This is just a peculiar thought I had while I was brushing up on my complex analysis notes and coincidentally having the (homog.) transport equation in mind:
Comparing the two set of equations
$$\partial_t u = \partial_x u \text{ in } \mathbb{R}^2 $$ $$u_0 = u(0, x)$$
and
$$ \partial_t u = i * \partial_x u \text{ in } \mathbb{R}^2$$ $$ \text{(Here, I identify $\mathbb{C}$ with $\mathbb{R}^2$ by setting $z=x+i*t$)}$$ $$u_0 = u(0, x)$$
look awfully similar with just a factor $"i"$ in front of one of the partials.

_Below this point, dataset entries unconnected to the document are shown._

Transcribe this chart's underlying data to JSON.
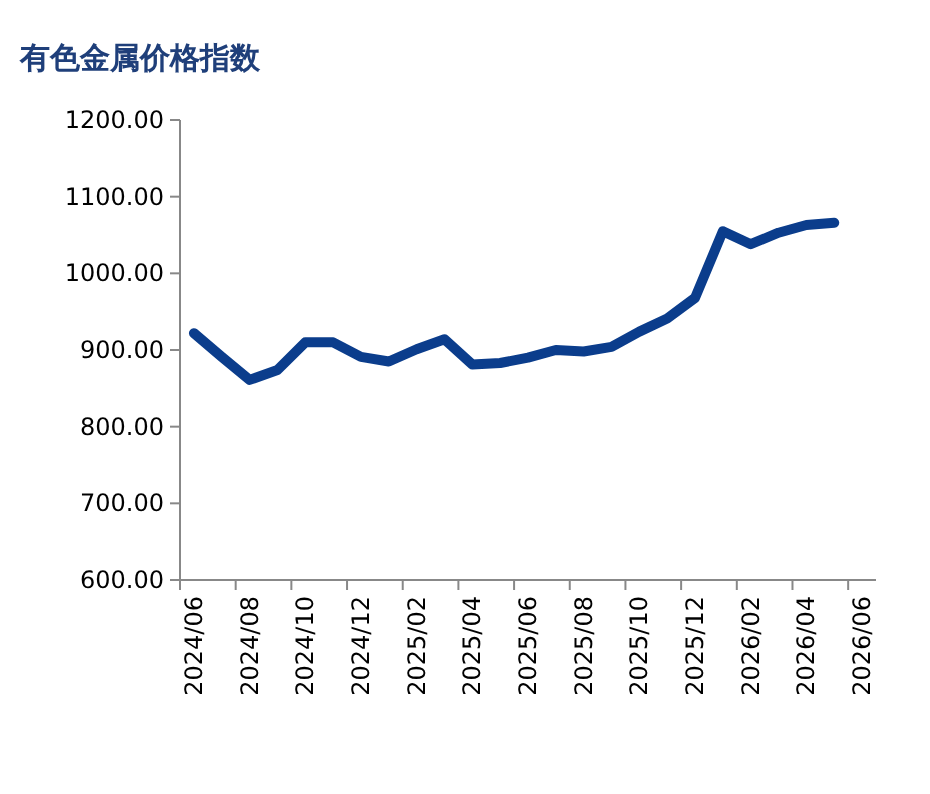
{
  "chart_data": {
    "type": "line",
    "title": "有色金属价格指数",
    "categories": [
      "2024/06",
      null,
      "2024/08",
      null,
      "2024/10",
      null,
      "2024/12",
      null,
      "2025/02",
      null,
      "2025/04",
      null,
      "2025/06",
      null,
      "2025/08",
      null,
      "2025/10",
      null,
      "2025/12",
      null,
      "2026/02",
      null,
      "2026/04",
      null,
      "2026/06"
    ],
    "series": [
      {
        "color": "#0b3d8c",
        "values": [
          922,
          891,
          861,
          874,
          910,
          910,
          891,
          885,
          901,
          914,
          881,
          883,
          890,
          900,
          898,
          904,
          924,
          941,
          968,
          1055,
          1038,
          1053,
          1063,
          1066,
          null
        ]
      }
    ],
    "ylim": [
      600,
      1200
    ],
    "yticks": [
      {
        "value": 600,
        "label": "600.00"
      },
      {
        "value": 700,
        "label": "700.00"
      },
      {
        "value": 800,
        "label": "800.00"
      },
      {
        "value": 900,
        "label": "900.00"
      },
      {
        "value": 1000,
        "label": "1000.00"
      },
      {
        "value": 1100,
        "label": "1100.00"
      },
      {
        "value": 1200,
        "label": "1200.00"
      }
    ],
    "grid": false,
    "marker": "none",
    "line_style": "solid"
  }
}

I was wondering whether this would give us an opportunity to characterize what it means for a function to be holomorphic, since for the transport equation, we characterized with the initial data all of the solutions (namely they are of the form $u_0 = u(x+t)$).
Is there any more knowledge gained from this or is there no substantial merit in comparing?
The difference is striking: $\partial_t f -\partial_x f = 0 $ means the solution depends on $x-t$ only and is constant in directions $x+t$. The same is true for Cauchy-Riemann, but here the solutions depend on $z = x + i t$ only (holomorphic) and are independent on $z^\star = x- i y$, generating by this shortest known condition a complete theory of complex differentiable functions, that constitute most of what is known about real computable functions in any dimensions.